How is it possible to carry a gentleman before a parcel of dreadful judges, at the same place where an officer of the same rank has been just now cashiered, for a trifling neglect of his duty; for, I suppose, speaking to his next neighbour, in a manoeuvre for going into a house to speak to a pretty girl, when the army is on its march, and a thousand other things? How is it possible to bring to the certainty of being cashiered or dishonoured, a young lad who has made a considerable fault because he had a light head, a too great vivacity, when that young man would be, perhaps, in some years, the best officer of the army, if he had been friendly reprimanded and arrested for some time, without any dishonour?
The law is always severe; and brings with it an eternal shameful mark. When the judges are partial, as on this occasion, it is much worse, because they have the same inconvenience as law itself.
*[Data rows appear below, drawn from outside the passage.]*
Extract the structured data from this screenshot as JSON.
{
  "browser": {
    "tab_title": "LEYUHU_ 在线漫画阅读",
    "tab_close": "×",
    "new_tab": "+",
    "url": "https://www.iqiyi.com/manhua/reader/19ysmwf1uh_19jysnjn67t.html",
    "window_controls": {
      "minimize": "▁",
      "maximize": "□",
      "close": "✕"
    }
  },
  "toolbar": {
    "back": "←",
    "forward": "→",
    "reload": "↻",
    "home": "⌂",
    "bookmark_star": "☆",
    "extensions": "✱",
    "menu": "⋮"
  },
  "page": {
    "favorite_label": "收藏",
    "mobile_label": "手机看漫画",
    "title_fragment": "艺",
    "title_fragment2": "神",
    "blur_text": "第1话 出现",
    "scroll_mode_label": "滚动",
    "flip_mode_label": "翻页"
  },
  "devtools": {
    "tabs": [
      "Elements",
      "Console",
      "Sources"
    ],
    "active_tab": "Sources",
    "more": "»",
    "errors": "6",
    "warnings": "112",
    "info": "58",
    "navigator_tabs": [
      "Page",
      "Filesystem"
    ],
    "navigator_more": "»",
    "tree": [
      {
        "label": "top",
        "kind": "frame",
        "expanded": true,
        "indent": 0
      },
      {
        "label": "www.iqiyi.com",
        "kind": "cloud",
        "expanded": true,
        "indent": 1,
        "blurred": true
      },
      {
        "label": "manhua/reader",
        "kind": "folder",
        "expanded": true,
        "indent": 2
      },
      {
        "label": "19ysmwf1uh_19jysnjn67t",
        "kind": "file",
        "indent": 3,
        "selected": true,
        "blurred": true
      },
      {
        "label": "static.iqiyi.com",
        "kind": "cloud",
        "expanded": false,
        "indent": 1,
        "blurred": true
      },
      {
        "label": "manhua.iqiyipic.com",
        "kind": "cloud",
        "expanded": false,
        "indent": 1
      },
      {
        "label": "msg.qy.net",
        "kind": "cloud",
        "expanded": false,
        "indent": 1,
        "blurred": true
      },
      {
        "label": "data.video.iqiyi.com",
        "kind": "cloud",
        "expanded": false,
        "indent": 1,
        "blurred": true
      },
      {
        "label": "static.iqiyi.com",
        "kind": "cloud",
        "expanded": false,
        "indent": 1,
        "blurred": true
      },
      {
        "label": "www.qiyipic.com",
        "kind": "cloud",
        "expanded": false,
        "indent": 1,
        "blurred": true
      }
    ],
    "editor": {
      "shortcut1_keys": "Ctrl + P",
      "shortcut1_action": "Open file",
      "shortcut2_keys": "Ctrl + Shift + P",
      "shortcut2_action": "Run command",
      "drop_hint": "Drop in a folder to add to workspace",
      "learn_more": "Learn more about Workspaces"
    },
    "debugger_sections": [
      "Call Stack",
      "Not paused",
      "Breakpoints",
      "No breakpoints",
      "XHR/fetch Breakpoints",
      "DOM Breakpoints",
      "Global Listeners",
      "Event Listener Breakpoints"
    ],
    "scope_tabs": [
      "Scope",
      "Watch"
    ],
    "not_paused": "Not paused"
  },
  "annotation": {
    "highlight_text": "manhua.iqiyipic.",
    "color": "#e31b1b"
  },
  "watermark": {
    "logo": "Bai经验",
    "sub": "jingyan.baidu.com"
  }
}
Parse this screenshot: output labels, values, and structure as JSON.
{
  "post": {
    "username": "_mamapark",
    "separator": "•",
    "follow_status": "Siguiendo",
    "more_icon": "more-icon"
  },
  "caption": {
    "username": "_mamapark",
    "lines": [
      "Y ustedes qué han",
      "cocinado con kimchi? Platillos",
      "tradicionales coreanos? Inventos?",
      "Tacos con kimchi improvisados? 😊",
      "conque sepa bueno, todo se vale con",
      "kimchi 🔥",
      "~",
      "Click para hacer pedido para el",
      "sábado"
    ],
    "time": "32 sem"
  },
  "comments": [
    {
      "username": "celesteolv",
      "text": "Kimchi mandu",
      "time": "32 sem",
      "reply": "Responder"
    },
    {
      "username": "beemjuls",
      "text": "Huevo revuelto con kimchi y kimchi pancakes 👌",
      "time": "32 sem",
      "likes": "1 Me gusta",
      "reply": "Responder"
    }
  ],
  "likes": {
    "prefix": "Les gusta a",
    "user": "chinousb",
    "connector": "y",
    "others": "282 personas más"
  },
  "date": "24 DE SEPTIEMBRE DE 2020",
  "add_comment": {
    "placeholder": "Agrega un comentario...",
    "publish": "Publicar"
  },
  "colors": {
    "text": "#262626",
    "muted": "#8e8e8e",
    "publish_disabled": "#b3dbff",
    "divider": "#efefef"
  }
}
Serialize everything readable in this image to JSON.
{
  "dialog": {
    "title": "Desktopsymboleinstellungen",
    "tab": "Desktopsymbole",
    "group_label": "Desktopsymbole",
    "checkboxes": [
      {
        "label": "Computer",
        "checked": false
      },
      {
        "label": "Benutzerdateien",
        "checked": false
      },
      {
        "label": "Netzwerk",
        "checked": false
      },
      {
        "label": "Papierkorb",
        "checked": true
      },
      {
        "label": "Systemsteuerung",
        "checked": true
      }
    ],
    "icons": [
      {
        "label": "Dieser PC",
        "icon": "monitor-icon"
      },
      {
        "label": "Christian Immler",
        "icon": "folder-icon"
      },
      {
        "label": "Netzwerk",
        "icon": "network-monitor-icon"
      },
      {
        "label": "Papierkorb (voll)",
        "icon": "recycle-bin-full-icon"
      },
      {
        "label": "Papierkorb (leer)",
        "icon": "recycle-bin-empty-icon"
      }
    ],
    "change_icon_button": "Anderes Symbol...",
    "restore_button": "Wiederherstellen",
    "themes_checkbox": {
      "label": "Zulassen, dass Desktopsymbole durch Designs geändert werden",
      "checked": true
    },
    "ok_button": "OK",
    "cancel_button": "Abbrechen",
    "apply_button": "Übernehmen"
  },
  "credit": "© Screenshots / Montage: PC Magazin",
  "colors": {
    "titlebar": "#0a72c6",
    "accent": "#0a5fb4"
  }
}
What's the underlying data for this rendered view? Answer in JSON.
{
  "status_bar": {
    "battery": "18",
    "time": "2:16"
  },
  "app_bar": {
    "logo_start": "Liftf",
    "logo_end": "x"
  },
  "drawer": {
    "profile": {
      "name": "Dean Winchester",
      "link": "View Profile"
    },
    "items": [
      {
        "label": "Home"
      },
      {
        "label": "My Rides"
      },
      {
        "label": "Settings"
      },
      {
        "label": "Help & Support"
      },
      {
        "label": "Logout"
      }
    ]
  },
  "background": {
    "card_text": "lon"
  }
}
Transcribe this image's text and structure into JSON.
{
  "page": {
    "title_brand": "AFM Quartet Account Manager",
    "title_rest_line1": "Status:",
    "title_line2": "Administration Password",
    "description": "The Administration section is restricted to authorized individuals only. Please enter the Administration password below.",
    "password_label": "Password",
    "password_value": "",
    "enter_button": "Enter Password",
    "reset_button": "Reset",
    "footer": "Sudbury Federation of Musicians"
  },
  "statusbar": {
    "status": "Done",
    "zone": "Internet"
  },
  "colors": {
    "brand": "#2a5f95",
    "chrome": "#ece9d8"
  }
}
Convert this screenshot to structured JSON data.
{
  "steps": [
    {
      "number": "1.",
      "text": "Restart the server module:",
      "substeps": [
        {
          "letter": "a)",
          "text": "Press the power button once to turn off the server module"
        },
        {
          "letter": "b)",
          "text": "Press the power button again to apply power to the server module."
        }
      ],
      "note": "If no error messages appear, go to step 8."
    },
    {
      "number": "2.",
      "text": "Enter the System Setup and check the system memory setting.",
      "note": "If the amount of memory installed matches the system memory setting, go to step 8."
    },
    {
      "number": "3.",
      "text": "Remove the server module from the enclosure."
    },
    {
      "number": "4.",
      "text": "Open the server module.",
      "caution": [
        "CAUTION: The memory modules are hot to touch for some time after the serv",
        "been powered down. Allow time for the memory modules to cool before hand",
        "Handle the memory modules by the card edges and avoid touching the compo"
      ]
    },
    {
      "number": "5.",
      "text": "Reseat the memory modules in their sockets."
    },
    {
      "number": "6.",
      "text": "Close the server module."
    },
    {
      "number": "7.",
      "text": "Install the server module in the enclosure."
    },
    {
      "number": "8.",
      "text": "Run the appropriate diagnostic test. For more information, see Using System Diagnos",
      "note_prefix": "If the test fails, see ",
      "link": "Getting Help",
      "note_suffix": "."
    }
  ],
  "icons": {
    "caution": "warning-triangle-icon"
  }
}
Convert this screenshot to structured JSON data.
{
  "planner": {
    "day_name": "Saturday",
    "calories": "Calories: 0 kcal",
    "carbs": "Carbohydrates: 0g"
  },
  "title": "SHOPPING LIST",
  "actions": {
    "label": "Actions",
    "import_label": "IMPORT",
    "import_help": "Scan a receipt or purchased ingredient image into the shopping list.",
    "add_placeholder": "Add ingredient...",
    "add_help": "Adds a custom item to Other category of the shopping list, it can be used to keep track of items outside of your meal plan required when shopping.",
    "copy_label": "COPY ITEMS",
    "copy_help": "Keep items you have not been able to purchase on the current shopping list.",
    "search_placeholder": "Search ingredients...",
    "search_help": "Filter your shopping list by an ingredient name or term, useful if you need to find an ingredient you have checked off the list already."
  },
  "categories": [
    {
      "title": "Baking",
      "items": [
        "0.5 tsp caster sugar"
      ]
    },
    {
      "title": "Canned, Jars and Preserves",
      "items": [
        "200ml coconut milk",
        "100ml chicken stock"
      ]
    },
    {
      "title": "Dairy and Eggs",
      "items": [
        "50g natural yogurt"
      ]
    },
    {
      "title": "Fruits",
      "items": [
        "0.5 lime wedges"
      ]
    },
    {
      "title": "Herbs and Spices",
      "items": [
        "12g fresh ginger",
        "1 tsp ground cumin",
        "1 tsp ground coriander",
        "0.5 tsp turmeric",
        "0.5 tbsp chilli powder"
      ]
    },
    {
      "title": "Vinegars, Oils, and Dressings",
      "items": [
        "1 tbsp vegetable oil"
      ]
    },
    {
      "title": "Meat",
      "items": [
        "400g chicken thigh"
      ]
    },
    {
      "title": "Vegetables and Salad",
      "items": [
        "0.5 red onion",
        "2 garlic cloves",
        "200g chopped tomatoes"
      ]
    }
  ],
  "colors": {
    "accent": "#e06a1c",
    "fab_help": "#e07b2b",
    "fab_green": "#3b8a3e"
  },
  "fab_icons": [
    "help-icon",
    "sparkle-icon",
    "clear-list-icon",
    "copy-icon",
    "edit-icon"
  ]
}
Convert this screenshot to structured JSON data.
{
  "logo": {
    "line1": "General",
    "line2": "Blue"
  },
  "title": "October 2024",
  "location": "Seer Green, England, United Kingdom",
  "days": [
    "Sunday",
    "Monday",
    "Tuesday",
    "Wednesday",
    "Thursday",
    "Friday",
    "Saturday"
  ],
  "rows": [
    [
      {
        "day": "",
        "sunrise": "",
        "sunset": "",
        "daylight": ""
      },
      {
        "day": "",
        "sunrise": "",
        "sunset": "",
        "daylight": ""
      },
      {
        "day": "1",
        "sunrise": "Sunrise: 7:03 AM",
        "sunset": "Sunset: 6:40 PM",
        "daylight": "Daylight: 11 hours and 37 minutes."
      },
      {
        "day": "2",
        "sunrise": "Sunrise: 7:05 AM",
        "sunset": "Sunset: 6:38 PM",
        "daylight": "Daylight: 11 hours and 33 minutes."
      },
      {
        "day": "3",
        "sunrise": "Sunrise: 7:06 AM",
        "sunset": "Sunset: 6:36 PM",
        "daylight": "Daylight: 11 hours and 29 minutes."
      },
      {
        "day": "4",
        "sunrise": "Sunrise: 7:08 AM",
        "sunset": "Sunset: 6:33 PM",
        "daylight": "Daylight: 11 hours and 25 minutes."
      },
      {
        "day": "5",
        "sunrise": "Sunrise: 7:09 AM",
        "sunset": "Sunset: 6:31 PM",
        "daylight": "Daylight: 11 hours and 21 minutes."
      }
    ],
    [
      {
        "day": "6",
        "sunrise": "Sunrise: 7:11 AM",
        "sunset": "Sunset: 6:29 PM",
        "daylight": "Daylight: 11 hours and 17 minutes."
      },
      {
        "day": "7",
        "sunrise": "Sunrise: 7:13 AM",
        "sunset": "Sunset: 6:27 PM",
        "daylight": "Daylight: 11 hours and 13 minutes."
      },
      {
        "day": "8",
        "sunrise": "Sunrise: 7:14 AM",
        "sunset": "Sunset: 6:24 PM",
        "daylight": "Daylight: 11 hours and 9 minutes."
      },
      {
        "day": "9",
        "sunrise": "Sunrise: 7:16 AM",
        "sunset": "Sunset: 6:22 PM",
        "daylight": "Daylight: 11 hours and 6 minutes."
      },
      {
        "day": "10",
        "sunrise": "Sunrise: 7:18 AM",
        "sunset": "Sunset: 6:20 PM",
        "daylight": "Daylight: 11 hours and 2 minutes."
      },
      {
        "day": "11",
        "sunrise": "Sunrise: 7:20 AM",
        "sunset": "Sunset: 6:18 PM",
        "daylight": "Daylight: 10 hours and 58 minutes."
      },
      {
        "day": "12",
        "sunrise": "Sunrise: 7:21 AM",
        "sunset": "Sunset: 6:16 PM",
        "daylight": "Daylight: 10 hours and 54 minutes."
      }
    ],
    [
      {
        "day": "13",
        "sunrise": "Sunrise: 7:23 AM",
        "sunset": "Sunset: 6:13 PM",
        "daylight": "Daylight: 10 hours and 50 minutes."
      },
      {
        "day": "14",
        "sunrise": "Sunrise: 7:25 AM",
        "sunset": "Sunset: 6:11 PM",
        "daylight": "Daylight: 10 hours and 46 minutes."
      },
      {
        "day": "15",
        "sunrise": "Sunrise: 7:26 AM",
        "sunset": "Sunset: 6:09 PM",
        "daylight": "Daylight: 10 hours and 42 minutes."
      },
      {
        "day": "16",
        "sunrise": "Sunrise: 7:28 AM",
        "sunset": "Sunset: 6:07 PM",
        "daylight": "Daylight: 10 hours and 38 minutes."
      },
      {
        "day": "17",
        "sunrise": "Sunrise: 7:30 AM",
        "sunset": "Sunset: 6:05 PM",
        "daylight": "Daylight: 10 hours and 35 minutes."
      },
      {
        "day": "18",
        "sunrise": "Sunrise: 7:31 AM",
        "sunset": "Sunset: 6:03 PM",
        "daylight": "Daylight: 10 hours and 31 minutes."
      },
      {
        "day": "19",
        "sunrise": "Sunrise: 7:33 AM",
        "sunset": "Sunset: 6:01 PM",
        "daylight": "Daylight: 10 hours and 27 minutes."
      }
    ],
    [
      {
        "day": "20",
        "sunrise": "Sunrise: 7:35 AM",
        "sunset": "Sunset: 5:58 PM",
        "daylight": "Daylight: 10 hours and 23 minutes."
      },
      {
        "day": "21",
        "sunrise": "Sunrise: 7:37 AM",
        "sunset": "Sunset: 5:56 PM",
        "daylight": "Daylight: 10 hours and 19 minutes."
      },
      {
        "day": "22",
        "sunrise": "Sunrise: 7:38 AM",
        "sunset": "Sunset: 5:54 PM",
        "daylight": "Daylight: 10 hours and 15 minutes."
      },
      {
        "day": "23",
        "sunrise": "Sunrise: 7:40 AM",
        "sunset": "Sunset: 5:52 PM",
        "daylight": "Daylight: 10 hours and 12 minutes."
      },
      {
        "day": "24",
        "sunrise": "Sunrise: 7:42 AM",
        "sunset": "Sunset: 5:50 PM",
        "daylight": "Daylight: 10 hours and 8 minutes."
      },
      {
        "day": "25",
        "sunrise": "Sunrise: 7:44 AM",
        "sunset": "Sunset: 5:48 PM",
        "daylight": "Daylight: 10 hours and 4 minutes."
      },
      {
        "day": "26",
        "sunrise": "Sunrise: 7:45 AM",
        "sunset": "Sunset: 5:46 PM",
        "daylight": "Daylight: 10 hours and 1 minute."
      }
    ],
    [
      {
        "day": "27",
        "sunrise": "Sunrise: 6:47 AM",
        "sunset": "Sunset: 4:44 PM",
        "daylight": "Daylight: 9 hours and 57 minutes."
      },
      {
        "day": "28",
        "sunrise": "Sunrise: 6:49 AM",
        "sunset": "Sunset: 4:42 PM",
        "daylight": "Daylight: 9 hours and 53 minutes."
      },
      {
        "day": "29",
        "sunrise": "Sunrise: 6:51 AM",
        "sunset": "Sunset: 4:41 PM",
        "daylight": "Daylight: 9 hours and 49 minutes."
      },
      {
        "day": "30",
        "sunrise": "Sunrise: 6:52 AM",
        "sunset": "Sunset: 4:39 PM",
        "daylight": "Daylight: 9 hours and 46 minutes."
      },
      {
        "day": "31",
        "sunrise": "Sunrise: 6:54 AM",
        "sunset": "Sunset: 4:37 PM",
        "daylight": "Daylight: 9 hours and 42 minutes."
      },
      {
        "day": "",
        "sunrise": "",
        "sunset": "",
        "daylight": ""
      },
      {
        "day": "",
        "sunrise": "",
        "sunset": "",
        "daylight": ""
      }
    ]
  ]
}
In court-martial, men are judged by their inferiors. How it is averse to discipline, I don't want to say. The publication exposes men to be despised by the least soldier. When men have been before a court-martial, they should be or acquitted or dismissed. What do you think can be produced by the half condemnation of a general officer? What necessity for all the soldiers, all the officers, to know that General Maxwell has been prevented from doing his duty by his being drunk? Where is the man who will not laugh at him, if he is told by him, you are a drunkard; and is it right to ridiculize a man, respectable by his rank, because he drank two or three gills of rum?
These are my reasons against courts-martial, when there is not some considerable fault to punish. According to my affair, I am sorry in seeing the less guilty being the only one punished. However, I shall send to courts-martial but for such crimes that there will be for the judges no way of indulgence and partiality.
With the most tender respect, I am, &c.